5) I have become very concerned with things like fuel mileage and tire pressure—I don’t understand them, I’m just concerned over them.
6) When I see kids around during the daytime on Monday through Friday I wonder why the heck they aren’t in school. (I did this a few times over the summer too, forgetting my calendar does not sync with a school girl or boy’s, but it’s more since fall started that I’m sure they should all be inhaling chalk dust.) I’m sure all teenagers are skipping. I’m highly suspicious of young people…err, well, people younger than I am.
7) Whenever someone mentions something about the 24th of any given month, my resounding thought it that’s the day I have to pay my credit cards and student loans.
8) I might be too old for techno. The very family-friendly, workplace-perfect Top 40 (featuring Ryan Seacrest in the afternoons) radio station we play in my office has, for surely unknown reasons, has been playing little blocks of techno around 3:30. I keep yelling, “What IS this?” and trying to crawl under my desk. My high school bf played techno constantly, and it never bothered me. However, he also just recently turned 28, while he is always eternally 17 in my head. So there’s that.
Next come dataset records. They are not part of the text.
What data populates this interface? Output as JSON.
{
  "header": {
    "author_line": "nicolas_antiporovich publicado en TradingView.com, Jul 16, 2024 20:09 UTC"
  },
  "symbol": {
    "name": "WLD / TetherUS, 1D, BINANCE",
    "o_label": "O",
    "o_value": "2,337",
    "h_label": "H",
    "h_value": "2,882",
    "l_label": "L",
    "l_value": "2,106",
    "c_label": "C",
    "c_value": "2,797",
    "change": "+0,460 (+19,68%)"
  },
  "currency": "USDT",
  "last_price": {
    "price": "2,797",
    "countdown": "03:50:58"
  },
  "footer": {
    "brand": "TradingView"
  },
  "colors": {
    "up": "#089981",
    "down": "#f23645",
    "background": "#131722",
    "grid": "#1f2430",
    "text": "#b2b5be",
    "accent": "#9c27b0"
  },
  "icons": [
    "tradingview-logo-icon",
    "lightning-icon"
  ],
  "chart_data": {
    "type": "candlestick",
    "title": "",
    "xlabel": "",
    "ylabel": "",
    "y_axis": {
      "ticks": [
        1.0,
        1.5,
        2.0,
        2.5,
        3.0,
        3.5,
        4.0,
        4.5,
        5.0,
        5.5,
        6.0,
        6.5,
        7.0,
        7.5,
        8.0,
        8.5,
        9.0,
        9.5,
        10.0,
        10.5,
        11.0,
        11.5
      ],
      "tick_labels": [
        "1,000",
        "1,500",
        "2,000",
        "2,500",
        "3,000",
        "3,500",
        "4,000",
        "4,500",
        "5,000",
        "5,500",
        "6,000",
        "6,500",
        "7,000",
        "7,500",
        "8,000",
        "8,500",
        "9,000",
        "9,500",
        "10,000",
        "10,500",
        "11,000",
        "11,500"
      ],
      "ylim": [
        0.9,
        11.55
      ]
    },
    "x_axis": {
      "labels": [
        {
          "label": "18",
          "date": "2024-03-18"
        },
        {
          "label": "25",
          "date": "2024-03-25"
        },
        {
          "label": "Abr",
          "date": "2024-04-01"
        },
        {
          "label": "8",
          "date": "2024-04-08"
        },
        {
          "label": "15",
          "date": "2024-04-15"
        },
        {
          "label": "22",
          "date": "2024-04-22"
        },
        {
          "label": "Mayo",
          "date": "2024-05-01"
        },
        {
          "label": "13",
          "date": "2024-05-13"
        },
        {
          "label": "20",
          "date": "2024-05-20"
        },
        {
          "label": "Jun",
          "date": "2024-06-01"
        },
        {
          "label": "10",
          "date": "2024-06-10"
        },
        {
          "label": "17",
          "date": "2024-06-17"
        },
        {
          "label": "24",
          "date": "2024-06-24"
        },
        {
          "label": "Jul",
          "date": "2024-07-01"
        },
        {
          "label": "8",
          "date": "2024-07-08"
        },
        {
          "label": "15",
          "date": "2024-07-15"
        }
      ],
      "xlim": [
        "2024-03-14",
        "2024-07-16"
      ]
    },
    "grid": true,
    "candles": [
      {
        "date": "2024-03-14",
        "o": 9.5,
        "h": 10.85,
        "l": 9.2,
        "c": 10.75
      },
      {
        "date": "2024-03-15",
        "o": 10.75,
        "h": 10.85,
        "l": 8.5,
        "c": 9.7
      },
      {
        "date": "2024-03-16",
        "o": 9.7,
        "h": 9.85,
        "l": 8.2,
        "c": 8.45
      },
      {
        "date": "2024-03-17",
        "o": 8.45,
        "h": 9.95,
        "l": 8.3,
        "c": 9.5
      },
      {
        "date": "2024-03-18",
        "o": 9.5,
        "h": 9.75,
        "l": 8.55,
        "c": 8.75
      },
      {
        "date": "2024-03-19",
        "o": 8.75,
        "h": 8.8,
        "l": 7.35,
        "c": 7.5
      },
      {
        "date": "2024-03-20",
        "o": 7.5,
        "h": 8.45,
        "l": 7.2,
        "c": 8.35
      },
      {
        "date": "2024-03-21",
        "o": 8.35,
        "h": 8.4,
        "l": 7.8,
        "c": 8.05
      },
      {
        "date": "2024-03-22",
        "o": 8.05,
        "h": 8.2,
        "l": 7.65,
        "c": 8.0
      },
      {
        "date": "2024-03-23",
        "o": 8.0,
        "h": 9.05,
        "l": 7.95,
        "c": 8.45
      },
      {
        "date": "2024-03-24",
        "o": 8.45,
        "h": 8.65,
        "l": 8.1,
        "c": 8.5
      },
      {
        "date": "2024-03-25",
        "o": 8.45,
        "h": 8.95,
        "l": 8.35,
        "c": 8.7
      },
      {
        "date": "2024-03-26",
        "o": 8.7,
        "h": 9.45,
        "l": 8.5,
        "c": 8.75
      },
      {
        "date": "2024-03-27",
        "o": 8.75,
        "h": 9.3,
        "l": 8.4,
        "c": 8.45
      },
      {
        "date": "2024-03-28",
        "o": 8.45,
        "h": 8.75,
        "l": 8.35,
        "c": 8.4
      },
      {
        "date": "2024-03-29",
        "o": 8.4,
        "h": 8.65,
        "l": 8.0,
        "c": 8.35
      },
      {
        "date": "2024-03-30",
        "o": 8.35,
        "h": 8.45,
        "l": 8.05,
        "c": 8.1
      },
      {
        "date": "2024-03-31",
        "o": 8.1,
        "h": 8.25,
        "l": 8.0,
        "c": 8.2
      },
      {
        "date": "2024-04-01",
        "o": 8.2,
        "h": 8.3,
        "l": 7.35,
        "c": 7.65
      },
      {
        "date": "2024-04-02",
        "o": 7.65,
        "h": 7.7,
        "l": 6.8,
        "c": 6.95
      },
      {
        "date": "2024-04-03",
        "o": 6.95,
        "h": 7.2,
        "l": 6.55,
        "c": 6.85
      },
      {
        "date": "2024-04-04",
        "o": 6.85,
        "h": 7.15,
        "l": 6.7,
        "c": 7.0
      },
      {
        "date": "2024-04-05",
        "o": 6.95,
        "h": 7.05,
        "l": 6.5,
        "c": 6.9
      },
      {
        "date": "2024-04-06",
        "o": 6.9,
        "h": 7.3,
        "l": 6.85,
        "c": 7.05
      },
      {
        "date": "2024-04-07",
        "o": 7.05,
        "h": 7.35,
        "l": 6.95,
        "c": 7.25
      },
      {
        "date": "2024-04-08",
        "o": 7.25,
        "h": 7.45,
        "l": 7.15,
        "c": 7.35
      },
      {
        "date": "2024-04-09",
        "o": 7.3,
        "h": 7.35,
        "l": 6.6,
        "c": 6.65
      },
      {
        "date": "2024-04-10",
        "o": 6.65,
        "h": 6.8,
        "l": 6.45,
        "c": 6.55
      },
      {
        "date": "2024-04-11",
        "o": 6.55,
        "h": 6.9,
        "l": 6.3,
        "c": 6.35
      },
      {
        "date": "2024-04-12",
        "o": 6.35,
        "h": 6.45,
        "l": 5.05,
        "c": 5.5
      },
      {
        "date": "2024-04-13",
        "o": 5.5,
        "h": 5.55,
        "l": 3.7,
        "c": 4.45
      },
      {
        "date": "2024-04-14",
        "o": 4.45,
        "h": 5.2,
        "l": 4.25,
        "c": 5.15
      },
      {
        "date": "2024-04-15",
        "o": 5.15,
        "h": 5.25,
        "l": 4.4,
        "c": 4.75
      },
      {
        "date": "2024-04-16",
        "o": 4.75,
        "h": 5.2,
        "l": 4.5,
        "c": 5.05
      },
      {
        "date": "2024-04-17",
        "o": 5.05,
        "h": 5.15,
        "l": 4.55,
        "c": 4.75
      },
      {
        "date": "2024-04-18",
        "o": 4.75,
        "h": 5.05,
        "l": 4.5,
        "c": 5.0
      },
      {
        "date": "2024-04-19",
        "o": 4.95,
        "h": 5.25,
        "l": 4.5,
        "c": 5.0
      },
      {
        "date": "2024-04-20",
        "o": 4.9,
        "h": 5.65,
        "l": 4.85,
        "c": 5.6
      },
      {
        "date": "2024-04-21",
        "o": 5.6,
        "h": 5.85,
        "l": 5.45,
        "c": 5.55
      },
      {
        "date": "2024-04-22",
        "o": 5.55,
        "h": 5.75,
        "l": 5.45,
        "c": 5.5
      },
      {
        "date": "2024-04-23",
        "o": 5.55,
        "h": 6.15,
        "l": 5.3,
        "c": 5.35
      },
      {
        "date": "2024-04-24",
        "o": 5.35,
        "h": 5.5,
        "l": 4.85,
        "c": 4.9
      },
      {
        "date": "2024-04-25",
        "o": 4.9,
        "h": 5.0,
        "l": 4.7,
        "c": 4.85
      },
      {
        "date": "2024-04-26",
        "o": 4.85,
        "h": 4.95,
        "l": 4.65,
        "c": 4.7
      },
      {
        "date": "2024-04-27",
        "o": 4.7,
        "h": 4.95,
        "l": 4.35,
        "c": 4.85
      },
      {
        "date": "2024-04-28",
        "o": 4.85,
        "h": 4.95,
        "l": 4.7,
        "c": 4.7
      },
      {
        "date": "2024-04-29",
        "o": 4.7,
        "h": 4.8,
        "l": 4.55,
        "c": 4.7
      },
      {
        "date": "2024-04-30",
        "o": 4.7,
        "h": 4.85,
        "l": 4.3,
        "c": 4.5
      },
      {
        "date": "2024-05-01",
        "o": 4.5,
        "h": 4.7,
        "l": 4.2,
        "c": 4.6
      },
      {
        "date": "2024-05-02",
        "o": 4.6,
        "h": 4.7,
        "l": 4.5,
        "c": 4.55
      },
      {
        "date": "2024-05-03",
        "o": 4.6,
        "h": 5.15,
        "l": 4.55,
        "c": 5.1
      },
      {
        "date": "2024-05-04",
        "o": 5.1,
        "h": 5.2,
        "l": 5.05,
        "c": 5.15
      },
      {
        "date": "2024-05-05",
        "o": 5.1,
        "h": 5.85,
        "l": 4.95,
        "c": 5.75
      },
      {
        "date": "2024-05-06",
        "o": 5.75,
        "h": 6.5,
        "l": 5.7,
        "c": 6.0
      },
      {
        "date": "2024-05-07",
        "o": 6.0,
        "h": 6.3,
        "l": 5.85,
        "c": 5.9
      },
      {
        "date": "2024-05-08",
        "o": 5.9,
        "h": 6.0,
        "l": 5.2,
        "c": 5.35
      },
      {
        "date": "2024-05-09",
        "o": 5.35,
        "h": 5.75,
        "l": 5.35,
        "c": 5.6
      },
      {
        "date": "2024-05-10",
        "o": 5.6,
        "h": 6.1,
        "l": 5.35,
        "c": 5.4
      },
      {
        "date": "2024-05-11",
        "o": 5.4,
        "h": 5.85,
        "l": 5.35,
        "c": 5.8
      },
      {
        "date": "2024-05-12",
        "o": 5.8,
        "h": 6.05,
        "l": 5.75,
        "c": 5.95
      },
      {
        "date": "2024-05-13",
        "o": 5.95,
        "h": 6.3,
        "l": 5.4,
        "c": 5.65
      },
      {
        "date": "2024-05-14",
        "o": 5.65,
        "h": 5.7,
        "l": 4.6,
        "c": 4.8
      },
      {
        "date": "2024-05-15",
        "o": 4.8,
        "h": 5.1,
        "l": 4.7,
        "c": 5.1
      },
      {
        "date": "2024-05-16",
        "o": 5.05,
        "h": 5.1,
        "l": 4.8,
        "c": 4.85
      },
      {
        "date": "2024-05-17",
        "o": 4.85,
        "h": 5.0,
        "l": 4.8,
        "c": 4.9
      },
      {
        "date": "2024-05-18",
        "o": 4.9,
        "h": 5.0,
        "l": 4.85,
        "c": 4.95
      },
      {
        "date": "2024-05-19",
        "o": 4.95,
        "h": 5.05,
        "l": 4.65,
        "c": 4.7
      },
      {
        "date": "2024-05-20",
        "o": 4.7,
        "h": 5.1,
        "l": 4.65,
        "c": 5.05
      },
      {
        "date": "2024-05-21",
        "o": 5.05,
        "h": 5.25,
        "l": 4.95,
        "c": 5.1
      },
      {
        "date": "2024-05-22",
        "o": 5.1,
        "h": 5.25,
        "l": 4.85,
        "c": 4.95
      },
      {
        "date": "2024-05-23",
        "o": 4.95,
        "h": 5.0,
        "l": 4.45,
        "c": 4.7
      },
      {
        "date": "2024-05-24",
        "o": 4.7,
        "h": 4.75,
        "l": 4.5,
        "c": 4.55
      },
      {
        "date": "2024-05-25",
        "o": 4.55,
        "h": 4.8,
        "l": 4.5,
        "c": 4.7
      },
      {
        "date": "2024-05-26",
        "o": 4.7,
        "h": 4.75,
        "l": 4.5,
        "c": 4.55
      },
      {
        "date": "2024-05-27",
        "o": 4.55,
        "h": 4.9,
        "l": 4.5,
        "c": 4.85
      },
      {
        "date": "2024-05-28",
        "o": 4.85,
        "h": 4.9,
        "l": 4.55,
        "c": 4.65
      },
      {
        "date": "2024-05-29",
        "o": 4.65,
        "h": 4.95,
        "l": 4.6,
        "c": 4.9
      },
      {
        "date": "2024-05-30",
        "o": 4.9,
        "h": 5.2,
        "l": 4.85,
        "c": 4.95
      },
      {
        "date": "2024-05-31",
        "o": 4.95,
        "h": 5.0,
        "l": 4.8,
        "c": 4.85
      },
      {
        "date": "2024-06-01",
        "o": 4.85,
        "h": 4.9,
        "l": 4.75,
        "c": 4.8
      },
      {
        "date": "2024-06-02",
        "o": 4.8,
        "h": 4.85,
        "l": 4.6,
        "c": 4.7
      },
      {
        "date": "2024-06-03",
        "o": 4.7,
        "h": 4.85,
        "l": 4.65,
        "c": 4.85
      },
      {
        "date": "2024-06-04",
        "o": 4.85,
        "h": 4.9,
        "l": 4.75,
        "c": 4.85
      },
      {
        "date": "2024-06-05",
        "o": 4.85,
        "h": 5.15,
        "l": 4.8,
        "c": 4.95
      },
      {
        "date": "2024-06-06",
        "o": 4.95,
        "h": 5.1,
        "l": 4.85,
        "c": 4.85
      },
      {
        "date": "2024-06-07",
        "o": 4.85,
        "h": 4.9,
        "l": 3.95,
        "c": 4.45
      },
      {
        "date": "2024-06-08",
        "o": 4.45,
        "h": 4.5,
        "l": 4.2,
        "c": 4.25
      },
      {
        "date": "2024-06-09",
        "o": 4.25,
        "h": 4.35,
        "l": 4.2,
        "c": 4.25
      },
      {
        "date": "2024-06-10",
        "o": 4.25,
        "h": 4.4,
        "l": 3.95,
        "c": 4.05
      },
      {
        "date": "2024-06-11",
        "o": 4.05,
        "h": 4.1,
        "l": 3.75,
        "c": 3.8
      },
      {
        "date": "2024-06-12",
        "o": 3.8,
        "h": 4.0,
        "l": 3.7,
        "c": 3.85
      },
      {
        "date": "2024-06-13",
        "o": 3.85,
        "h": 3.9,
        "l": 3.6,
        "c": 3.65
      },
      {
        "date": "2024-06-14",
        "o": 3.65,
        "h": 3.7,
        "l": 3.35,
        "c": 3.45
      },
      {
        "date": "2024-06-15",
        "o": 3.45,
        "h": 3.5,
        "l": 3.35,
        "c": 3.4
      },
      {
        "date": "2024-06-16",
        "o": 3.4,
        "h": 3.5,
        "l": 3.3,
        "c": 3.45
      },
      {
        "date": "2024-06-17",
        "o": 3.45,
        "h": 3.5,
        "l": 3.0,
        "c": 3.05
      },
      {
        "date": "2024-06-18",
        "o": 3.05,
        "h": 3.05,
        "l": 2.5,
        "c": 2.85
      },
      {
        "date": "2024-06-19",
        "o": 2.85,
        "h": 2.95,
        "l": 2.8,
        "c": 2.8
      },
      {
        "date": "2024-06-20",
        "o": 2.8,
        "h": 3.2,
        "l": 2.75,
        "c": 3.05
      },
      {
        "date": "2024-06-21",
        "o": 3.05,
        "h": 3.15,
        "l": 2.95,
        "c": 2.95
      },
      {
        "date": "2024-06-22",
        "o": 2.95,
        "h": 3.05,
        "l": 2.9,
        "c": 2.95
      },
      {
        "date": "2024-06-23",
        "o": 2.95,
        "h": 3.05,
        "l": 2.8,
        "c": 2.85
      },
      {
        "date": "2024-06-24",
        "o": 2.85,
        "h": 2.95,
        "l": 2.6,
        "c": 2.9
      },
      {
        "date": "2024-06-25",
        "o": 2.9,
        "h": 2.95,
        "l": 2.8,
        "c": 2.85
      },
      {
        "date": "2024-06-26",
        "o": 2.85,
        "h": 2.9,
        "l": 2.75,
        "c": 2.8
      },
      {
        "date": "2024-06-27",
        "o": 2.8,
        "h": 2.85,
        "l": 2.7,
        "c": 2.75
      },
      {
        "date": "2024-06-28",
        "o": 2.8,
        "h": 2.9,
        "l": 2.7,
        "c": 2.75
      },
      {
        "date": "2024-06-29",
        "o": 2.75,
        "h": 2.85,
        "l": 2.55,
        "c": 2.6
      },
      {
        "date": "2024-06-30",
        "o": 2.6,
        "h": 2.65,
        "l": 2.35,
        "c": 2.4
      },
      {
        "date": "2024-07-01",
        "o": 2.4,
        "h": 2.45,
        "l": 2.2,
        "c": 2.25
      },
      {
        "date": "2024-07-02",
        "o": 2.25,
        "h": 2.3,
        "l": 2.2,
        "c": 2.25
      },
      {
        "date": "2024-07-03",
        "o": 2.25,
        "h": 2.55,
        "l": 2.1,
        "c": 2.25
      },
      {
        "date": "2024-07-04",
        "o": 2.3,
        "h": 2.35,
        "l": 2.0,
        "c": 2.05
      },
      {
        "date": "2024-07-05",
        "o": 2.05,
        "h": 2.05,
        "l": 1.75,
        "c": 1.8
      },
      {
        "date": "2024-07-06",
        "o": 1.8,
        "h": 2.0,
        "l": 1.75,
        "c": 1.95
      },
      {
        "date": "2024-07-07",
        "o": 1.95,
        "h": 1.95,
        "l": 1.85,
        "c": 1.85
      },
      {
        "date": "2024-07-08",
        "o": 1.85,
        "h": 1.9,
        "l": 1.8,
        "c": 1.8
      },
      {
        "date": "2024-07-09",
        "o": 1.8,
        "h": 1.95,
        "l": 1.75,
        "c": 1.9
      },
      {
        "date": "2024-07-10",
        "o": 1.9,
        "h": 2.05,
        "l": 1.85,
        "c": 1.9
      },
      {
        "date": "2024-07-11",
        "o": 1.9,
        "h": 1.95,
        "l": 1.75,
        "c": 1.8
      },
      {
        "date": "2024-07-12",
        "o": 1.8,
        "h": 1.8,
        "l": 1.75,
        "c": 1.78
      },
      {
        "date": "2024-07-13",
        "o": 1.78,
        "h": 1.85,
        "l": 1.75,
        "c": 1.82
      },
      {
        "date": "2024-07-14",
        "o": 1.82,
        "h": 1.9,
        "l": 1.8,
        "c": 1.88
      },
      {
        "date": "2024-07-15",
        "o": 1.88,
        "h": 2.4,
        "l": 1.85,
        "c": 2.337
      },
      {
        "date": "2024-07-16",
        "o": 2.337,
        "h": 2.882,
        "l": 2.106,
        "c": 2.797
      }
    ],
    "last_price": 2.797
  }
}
9) I like buying work clothes now. Yikes. At department stores. Double yikes.
10) I’m giving in on things that once felt absolute. I guess there’s wriggle room. This probably stems from two very new ways I’m living my life—1: sometimes the expenditure of energy to fight in not worth being right; pick your battles, don’t argue with fools who don’t matter to you much anyway. 2: life is never going to be the way you had it on paper—sometimes it’s worse, more often it’s better.